Nela, a conferência episcopal afirma: “Queremos, em primeiro lugar, garantir aos cristãos que nós, bispos e padres, estamos sempre com eles, partilhando das suas esperanças e alegrias, das suas penas e apreensões, na fidelidade à nossa missão pastoral. Sentimos com todo o povo os anseios e esperanças da hora presente e com ele nos empenhamos, dento da nossa competência, na edificação de uma ordem social assente na Verdade, na Justiça, na liberdade, no Amor e na Paz”.

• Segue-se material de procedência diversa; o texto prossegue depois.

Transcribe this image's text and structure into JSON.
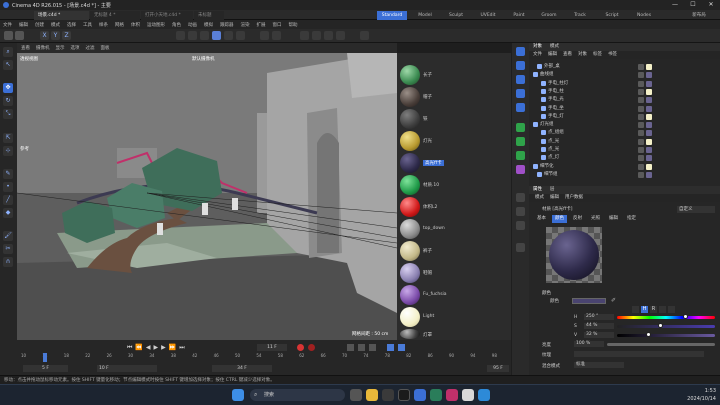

De seguida, os bispos reafirmam a doutrina da Igreja sobre a participação política: para a hierarquia não lhe é indiferente a forma de estruturação da vida social, mas não lhe cabe propor modelos concretos; as soluções têm de ser encontradas pelo esforço de todos os cidadãos; os leigos católicos devem participar generosamente no esforço comum; nenhum cristão ou agrupamento político pode “reivindicar de modo exclusivo, para a sua opinião, a au-toridade da Igreja”.
A terminar, formula-se “o voto ardente de que, postos de parte ódios, vinganças e lutas de classes, que só seriam prejudiciais, o povo português possa construir o seu presente e o seu futuro no progresso, na harmonia e na paz”.
Os bispos estavam com a nova ordem democrática.